Liputan6.com, Jakarta - Otoritas Jasa Keuangan (OJK) memberikan denda sebesar Rp 7,95 miliar atas kasus pelanggaran ketentuan dan keterlambatan laporan keuangan emiten pada 2014.

"Secara angka sekitar Rp 7,9 miliar, yang merupakan total denda kepada emiten terkait pelanggaran di pasar modal," ujar Kepala Eksekutif Pengawas Pasar Modal OJK, Nurhaida, Selasa (30/12/2014).

OJK menetapkan sebanyak 777 sanksi administratif terhadap pelaku industri pasar modal yang melanggar ketentuan. Sanksi itu terdiri atas 60 sanksi administratif berupa peringatan tertulis, 713 sanksi administratif berupa denda, 2 sanksi administratif pencabutan izin, dan 2 sanksi administratif berupa pembekuan izin.

Nurhaida menerangkan, dari 60 sanksi administratif itu sebanyak 30 merupakan keterlambatan mengumumkan laporan keuangan dan 30 terkait kasus di pasar modal selain kewajiban pengumuman laporan keuangan.
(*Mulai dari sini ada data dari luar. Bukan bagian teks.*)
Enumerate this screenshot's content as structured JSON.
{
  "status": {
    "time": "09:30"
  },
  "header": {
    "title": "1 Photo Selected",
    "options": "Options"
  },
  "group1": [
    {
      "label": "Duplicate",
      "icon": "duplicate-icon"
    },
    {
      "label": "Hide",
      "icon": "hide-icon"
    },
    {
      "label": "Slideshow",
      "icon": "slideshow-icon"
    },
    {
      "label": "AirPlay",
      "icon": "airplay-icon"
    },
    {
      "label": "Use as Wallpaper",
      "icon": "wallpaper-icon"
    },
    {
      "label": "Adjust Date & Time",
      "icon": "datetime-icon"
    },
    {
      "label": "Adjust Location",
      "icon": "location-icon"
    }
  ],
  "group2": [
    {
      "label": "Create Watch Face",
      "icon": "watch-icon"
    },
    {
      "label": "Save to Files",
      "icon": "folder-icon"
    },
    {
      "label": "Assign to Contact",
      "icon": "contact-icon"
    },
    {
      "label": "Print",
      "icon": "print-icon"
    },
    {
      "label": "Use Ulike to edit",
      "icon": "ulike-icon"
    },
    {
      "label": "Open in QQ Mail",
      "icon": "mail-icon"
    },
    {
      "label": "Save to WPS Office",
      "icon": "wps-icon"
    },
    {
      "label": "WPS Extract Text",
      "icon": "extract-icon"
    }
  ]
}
Sebanyak 713 sanksi administratif berupa denda dikenakan karena keterlambatan menyampaikan laporan keuangan secara berkala dan laporan insendentil, maupun karena kasus pelanggaran ketentuan selain keterlambatan pelaporan.

Kemudian, dia mengatakan untuk pencabutan izin usaha terdiri 1 sanksi administratif pada penasihat investasi karena keterlambatan penyampaian laporan berkala. Lalu, pencabutan 1 izin wakil perantara perdagangan efek karena kasus pelanggaran di bidang pasar modal.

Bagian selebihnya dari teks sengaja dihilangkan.